Una vez conseguido el dinero, a altas tasas de interés (los banqueros eran por lo general alemanes, pero cobraban intereses como si fueran suecos), el glorioso Adelantado reclutaba una partida de facinerosos dispuestos a cualquier cosa con tal de trepar un poquito en la escala social. A este grupo de asaltantes de horca y cuchillo se agregaba un escribano (casi siempre un tipo engreído, codicioso y mezquino cuyo único mérito era saber leer y escribir), uno o dos frailes piadosos encargados de evangelizar por las buenas o por las malas a todos los nativos a quienes se iba a despojar de sus bienes, y una tripulación valiente y experta que fuera capaz de llevar a esta pandilla al otro lado de los mares ignotos e insondables, luchando con fieras marinas descomunales, dragones horripilantes y tormentas apocalípticas, por las regiones tenebrosas del miedo y la incertidumbre. Los que sobrevivían a todos esos peligros, a las pestes y los naufragios, a los huracanes y al Triángulo de las Bermudas, y lograban arribar a alguna isla remota del Nuevo Mundo, entraban al mundo espeluznante de sus propios odios homicidas, envidias corrosivas, codicias insaciables, apetitos desmedidos, rencores amargos y furias desatadas por la oportunidad del saqueo que los había de convertir en "señores".

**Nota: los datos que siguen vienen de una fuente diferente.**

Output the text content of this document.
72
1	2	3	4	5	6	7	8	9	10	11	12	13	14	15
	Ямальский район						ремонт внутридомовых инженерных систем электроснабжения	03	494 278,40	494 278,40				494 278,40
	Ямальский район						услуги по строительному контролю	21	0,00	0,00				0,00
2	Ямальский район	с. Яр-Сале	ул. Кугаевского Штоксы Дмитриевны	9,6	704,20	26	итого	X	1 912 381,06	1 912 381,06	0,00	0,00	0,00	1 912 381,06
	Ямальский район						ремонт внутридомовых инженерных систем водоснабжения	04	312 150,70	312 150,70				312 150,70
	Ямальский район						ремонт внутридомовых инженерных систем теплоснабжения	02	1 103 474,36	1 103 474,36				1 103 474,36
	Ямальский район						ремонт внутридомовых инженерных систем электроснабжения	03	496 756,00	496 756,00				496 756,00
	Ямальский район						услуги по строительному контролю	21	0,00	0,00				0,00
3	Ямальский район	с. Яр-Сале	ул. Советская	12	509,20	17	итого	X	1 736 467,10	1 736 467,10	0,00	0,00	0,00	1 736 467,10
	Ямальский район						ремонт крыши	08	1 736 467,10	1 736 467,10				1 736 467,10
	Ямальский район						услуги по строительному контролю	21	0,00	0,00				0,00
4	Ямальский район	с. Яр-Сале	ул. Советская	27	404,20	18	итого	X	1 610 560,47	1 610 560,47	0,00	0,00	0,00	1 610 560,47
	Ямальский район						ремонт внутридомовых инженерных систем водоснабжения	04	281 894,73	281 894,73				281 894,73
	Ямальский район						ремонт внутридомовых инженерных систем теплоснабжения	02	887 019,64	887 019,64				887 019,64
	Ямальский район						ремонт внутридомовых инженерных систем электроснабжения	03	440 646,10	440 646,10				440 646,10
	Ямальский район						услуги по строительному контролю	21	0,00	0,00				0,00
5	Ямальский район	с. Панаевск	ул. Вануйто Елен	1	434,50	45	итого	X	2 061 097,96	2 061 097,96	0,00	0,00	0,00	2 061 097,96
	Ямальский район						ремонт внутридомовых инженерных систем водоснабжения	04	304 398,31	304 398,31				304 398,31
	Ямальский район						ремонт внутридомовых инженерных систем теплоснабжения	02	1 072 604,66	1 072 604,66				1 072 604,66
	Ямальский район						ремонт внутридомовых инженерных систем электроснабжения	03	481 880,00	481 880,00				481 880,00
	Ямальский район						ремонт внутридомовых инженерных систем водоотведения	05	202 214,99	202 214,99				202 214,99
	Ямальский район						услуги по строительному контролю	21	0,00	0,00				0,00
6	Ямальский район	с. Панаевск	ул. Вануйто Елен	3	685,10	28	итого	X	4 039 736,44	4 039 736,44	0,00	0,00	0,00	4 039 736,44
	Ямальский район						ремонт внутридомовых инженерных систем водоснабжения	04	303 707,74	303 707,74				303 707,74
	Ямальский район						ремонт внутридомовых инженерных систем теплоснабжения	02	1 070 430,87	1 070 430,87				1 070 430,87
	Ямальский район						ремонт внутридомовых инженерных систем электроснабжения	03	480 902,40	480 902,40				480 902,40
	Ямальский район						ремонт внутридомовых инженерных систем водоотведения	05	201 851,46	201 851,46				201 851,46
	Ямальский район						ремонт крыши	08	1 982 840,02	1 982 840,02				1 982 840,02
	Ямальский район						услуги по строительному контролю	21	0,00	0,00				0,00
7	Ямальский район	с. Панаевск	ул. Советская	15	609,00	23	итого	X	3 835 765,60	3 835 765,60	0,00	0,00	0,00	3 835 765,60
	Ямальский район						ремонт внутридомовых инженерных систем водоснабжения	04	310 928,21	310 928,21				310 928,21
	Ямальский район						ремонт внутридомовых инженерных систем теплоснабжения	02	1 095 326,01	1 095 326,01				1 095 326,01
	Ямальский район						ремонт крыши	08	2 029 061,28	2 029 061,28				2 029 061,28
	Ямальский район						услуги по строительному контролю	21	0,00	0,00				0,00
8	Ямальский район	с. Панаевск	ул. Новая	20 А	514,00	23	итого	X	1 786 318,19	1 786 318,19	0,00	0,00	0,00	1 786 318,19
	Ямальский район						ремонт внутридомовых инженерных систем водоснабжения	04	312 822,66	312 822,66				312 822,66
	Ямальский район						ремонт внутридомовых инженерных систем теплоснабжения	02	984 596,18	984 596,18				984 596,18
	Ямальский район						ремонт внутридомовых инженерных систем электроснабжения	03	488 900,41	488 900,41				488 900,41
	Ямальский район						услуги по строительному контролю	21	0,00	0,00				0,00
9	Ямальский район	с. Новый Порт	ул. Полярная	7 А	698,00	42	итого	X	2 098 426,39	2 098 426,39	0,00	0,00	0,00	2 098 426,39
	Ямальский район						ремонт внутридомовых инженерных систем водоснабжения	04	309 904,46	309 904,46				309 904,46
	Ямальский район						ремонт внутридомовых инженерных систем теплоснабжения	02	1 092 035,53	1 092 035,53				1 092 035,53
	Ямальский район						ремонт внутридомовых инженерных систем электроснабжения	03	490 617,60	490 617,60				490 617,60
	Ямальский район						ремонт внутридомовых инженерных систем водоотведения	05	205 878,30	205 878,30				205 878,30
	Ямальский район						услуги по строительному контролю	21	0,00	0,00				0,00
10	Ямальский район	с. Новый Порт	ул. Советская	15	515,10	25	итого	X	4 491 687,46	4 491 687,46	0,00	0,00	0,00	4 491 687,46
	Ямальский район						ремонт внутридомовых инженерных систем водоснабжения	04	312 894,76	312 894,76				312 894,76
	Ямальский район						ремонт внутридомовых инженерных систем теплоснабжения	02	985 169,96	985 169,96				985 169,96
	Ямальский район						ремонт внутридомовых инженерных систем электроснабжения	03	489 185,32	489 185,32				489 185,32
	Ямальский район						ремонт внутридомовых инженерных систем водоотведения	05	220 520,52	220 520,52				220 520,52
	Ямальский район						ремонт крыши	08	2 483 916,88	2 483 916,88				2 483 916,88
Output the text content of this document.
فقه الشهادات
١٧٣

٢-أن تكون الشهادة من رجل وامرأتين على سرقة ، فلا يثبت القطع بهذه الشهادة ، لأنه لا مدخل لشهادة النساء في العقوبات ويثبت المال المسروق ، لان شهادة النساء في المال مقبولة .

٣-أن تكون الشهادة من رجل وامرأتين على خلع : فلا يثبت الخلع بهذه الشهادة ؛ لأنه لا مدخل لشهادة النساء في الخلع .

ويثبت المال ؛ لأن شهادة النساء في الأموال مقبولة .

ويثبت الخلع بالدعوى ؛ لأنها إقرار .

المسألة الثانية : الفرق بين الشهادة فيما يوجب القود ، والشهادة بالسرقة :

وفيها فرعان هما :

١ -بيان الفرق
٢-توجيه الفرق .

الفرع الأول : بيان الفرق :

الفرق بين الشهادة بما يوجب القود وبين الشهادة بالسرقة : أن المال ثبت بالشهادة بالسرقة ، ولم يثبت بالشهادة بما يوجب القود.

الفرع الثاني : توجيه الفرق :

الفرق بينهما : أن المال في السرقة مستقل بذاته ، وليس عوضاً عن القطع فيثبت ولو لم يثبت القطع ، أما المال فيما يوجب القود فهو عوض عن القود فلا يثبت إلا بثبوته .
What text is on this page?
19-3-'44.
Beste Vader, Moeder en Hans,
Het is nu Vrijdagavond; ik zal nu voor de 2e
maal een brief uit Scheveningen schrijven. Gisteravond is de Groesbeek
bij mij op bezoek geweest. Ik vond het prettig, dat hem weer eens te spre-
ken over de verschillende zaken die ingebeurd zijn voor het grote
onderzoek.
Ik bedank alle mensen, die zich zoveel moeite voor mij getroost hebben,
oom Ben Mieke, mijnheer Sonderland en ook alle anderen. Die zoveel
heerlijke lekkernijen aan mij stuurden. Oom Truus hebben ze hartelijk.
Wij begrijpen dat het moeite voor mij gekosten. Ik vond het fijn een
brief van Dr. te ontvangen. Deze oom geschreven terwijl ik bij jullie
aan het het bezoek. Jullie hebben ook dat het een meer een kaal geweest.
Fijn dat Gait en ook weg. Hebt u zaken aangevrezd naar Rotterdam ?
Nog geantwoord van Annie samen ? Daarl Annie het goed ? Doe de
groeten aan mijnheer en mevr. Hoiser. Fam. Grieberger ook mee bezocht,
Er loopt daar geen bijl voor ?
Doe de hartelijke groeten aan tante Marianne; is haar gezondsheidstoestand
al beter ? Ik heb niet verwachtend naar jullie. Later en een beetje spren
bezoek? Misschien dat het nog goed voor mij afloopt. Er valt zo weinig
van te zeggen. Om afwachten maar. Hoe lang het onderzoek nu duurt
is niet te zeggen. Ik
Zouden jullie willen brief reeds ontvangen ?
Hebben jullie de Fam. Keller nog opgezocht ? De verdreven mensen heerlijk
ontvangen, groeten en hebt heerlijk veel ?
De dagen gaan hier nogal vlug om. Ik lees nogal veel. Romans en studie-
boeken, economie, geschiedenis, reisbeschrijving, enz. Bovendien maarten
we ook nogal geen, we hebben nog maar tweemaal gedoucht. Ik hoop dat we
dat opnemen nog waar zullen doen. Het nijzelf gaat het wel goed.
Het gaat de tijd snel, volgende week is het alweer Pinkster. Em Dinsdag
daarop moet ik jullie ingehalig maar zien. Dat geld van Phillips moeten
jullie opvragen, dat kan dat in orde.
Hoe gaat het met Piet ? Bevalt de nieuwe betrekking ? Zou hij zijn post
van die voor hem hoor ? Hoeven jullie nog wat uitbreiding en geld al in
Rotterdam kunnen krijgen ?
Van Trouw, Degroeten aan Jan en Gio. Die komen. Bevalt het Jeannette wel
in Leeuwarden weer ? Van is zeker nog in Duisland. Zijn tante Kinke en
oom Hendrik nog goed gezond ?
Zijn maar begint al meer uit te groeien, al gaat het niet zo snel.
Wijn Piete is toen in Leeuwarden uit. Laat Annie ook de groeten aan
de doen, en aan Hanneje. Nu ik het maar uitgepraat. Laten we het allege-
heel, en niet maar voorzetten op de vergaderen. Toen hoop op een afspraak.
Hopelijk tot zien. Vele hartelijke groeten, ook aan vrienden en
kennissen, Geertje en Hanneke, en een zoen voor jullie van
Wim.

A veces el grupo de salteadores tenía suerte y se les colaba un sujeto de buena calaña que lograba dejar testimonio de la Conquista con una obra literaria de valor, como fue el caso de Don Alonso de Ercilla y su maravilloso poema La Araucana; o un santo varón, que resultaba defensor de los Derechos Humanos, como lo fueron el Padre Montecinos y nuestro gran amigo Fray Bartolomé de las Casas, cuya santidad se certifica por el hecho de que el Vaticano se ha negado a beatificarlo.

Una vez armada la empresa, había que llegar a las tierras desconocidas, "descubrirlas", saquearlas, reunir el dinero para pagar el préstamo (porque los banqueros eran alemanes, pero cobraban con tanta puntualidad como si fueran suecos), y repartir las ganancias.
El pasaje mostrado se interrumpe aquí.